No more flooding as of yet in the storage area of the basement. I came over to the CP coffee shop, just to get out of the house last night. I was not expecting the live entertainment. Usually I like the music here, but I am not a fan of this particular musician. For one thing, his fan base is older than me. He does 50s bebop (badly, in my opinion), and he attempted to jolly me out of my tense mood.

I don't do perky, especially when I have legitimate worries. He came over to the couch where I was sitting, writing in my journal, obviously not in the same jolly mood as the rest of the crowd, simply wanting to be left alone.

some people simply cannot leave well enough alone. I was civil. That's an improvement.

He asked me about my mood, or something like that. I asked if he'd been outside recently, he didn't get it. I guess some people never will until a tree branch falls on or near them.

"You're spunky, " said Edward Asner's character Lou Grant to Mary Tyler Moore on her show in the 70s". "I hate spunky", he said, which she was obviously not expecting.
I am waiting for JP at the C & P, just killing time on the laptop. I am glad to be our of the apartment it's a mess and there's so much to do to get my life back on track that I dcan't seems to decide what to do first. Michael is coming over after work to help me work out how to deal with this phone company situation.
But he cannot not relate everything back to my bipolar, which just infuriates me.
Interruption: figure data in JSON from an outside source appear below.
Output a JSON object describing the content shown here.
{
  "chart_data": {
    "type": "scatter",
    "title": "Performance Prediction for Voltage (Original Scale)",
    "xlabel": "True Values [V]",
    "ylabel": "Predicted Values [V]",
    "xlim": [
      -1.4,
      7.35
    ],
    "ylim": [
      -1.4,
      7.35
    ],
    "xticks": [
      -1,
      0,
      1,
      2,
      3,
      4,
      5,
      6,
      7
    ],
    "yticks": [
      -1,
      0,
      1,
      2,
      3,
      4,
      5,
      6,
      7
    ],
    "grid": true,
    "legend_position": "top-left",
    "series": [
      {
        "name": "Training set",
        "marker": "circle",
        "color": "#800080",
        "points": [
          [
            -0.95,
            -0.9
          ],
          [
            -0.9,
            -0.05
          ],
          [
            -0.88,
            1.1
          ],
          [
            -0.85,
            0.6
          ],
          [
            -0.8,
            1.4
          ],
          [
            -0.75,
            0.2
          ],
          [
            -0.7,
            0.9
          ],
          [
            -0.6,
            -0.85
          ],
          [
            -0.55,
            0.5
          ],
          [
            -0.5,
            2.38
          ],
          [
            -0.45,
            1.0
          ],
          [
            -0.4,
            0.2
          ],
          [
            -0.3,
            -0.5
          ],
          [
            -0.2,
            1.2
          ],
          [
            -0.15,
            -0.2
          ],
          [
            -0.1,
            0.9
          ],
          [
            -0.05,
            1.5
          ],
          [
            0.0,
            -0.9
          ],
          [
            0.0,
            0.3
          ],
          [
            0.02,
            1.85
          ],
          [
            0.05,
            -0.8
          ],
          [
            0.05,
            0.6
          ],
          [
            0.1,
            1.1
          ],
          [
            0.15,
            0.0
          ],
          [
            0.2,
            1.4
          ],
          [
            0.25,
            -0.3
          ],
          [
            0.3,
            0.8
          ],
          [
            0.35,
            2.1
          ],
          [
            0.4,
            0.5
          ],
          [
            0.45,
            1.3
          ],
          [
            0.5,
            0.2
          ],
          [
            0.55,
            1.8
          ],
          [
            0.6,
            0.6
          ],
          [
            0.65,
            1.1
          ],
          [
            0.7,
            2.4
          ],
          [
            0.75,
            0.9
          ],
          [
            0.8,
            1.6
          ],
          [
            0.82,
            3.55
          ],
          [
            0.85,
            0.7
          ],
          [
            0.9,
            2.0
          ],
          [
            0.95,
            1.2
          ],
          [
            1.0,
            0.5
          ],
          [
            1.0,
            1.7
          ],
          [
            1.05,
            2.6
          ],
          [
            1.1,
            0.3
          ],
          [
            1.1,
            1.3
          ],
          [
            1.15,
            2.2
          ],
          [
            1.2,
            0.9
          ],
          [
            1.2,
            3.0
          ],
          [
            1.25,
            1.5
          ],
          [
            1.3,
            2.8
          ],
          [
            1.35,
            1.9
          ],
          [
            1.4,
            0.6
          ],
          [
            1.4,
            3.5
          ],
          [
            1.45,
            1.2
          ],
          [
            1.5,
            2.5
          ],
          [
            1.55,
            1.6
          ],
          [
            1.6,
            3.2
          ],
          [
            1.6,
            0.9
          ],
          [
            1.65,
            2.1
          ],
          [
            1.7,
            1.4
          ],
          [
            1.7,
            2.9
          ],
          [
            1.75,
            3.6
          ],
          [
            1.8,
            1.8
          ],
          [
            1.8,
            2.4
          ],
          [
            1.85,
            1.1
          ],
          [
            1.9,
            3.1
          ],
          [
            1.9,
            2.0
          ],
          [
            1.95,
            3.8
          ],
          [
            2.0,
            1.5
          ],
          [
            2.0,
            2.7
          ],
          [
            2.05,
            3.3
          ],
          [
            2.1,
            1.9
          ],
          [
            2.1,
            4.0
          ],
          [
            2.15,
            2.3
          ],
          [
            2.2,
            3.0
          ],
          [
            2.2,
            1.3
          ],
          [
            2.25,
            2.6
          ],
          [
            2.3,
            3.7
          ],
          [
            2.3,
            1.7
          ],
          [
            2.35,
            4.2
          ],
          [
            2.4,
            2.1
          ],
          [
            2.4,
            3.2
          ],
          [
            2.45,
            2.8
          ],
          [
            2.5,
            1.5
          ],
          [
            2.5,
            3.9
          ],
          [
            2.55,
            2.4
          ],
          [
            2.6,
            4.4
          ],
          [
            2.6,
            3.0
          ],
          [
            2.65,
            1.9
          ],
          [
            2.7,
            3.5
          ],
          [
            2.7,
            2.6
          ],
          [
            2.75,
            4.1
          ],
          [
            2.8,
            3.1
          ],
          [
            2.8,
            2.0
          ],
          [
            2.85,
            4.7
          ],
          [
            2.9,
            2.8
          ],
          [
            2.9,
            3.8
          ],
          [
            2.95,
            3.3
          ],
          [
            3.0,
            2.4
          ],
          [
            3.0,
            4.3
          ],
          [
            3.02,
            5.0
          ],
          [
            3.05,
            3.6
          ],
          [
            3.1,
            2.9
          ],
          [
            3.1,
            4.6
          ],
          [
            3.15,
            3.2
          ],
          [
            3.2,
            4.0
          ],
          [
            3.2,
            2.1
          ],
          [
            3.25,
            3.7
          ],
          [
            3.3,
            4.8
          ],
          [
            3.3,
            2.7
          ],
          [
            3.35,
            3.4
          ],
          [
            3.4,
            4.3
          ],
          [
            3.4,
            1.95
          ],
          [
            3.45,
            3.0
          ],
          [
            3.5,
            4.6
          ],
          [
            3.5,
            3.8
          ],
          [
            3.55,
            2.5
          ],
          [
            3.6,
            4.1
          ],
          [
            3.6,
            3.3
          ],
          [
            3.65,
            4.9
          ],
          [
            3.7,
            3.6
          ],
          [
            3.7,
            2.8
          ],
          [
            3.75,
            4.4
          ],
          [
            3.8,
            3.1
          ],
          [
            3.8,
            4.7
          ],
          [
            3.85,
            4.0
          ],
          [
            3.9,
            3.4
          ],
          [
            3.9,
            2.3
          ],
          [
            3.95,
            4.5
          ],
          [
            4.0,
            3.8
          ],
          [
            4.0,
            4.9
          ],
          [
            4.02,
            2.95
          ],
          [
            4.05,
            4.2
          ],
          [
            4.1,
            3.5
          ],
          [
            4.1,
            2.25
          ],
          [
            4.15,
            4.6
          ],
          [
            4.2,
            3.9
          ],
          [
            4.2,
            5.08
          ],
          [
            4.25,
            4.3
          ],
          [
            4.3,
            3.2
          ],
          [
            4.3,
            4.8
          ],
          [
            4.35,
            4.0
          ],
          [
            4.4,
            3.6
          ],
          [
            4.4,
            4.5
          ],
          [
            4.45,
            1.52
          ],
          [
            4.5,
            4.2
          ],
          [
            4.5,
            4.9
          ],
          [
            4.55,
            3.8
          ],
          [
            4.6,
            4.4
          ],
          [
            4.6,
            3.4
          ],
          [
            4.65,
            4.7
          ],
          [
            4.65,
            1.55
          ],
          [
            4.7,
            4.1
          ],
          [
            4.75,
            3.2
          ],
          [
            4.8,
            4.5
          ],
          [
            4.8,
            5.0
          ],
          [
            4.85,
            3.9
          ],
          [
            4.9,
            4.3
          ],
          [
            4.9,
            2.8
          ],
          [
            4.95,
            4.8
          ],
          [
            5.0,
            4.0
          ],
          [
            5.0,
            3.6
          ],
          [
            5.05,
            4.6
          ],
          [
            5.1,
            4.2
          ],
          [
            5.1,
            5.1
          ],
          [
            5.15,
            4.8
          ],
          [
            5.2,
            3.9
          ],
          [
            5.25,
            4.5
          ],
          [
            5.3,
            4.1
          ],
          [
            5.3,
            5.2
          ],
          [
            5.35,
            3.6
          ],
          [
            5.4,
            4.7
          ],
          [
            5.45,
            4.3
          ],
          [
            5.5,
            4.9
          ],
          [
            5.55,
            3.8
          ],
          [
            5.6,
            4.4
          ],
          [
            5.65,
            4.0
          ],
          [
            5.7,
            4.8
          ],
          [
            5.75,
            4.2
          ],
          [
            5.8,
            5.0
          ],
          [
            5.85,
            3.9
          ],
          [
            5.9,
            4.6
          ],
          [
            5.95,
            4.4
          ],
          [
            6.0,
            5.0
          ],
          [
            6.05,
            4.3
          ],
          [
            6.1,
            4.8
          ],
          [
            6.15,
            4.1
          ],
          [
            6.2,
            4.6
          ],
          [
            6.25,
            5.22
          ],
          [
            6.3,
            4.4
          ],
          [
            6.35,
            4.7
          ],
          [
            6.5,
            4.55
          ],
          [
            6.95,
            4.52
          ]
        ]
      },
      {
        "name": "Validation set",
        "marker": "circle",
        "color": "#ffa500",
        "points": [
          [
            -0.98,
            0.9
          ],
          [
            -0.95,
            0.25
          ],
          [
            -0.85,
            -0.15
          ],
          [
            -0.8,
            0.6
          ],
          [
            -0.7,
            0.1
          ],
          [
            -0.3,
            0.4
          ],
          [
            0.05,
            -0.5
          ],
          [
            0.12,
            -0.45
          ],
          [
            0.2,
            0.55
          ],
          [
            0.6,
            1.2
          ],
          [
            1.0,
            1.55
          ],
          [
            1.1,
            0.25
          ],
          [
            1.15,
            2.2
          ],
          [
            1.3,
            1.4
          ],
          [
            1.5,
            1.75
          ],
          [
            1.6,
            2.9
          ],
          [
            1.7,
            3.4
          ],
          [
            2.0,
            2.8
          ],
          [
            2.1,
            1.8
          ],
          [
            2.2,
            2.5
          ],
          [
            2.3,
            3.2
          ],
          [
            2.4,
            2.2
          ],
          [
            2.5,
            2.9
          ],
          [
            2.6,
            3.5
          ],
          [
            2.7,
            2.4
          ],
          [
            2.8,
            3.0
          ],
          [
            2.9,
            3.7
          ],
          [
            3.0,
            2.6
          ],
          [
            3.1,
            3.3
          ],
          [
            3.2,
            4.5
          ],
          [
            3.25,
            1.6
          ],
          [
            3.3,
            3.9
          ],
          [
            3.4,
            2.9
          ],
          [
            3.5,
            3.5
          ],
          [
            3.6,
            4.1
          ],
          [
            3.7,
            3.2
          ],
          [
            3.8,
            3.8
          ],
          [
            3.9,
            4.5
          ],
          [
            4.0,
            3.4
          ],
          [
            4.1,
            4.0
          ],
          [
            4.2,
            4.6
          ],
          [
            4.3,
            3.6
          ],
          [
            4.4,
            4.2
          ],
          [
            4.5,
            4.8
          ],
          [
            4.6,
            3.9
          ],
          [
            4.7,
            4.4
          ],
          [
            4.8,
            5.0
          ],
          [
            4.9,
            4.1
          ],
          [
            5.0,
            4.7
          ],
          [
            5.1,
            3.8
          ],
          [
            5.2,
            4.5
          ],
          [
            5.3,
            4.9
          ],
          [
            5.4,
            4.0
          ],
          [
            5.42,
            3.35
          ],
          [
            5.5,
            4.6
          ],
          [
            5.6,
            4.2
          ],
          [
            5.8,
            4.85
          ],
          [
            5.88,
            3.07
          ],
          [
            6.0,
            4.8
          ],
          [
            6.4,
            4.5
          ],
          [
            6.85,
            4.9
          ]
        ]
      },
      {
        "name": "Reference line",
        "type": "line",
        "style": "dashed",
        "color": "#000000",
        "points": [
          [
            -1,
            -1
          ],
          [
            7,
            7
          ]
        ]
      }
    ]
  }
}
When i lose it and break down, it's never because I am overwhelmed, the way a rational person would be, it's my medication. I am sick of that, so so sick of that

I wish just once he would own his own part in our relationship. I am looking forward to seeing JP. He makes me feel so different. He has his own issues, but they're not my fault. Everything with Michael is my fault.
My uptight, pinch-faced, mealy-mouthed witch of a neighbor downstairs finally went too far. She called the police on me for playing my stereo at what in most places is a reasonable level, on a Saturday night at 8:30 pm. i was listening to U2's War album and having a quiet conversation with a friend on the couch.
I answer the knock on my door and find two uniformed cops, only to find that they had been sent by mealy-mouth herself, who has yet to ever face me like an adult, although we have exchanged heated notes.

I hate notes as a ckicken form of communication. If anyone has something to say to me, say it to my face for once. I considered serving her papers, once I cooled down and thought about it, but I am sick of these chickensh*t women, like Blogit, who trashtalk me behind my back, write dirt and deny they did it when I confront them.

I am leaving this apartment, I'll give me notice on Monday. This is bullsh*t.